Our research results are clinically significant for the following reasons: (1) the study preliminarily shows that tomosynthesis can still exert its advantages on the basis of CSC, broaden the application scenarios of tomosynthesis, and verify the feasibility and radiation dose of TSC; (2) it can help optimize the examination process, as it proves that TSC can be a better choice, compared with CSC, for evaluating patients with ambiguous findings on FFDM and those with dense breasts, especially in the areas where mammography is the primary examination technique for breast disease; and (3) Tagliafico et al.11 found that the diagnostic accuracy of DBT in standard views is at least equal to that of CSC. Because our results show that the diagnostic efficiency of TSC is better than that of CSC, we speculate that the efficiency of TSC is also better than that of DBT in standard views, though this needs to be verified in our next study.
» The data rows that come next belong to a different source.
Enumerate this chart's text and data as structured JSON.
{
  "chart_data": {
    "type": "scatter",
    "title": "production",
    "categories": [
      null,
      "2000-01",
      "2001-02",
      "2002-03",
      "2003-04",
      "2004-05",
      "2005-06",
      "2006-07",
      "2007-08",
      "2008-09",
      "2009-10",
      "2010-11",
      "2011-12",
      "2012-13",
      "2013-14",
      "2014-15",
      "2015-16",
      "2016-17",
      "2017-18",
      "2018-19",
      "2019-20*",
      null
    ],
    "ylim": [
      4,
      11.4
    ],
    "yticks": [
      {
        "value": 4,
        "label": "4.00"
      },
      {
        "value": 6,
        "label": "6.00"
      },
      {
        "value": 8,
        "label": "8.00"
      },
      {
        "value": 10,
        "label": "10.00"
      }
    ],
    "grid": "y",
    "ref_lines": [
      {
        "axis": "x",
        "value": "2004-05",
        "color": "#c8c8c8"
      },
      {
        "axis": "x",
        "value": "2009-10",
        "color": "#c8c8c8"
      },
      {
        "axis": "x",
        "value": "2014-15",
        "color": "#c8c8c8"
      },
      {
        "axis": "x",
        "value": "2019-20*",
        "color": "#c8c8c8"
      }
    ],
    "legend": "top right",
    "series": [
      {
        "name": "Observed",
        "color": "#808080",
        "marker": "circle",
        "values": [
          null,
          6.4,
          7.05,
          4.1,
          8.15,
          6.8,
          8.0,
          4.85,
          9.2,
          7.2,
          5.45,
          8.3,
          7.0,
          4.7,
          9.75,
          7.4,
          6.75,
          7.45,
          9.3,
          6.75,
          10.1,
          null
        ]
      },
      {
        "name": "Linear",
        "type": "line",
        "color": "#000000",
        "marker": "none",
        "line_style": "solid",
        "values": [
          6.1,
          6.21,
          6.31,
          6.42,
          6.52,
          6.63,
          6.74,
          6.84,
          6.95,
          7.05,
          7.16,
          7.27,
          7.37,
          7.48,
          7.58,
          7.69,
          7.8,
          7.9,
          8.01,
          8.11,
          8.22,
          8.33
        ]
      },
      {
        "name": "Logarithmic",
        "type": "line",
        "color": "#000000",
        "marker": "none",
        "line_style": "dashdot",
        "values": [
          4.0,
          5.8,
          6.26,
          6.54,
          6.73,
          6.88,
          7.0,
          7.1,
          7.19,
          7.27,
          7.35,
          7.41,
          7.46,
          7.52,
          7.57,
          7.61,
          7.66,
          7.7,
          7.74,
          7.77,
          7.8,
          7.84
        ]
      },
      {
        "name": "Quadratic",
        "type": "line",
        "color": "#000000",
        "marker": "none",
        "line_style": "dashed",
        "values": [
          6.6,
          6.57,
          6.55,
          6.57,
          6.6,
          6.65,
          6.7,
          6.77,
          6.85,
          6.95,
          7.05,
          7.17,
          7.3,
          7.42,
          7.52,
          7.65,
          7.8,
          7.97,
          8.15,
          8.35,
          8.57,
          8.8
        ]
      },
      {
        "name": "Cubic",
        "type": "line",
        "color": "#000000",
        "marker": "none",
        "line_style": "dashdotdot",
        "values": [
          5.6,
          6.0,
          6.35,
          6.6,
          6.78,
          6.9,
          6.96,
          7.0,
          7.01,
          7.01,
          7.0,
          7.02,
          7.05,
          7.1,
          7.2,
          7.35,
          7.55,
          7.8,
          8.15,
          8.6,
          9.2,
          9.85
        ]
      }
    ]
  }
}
The limitations of this study include its retrospective design and small sample size. We hope to conduct additional investigations with a larger number of patients. Moreover, just a few patients in our center underwent both DBT in standard views and TSC; therefore, TSC and DBT in standard views could not be directly compared. We aim to further investigate this with a larger volume of data. In addition, all the images were obtained using one mammographic device from a single manufacturer. A future multi-center study may provide better results.

In conclusion, TSC provides better diagnostic efficacy with a slightly increased dose, compared with CSC. It is a promising alternative to CSC for examining patients with ambiguous findings on FFDM.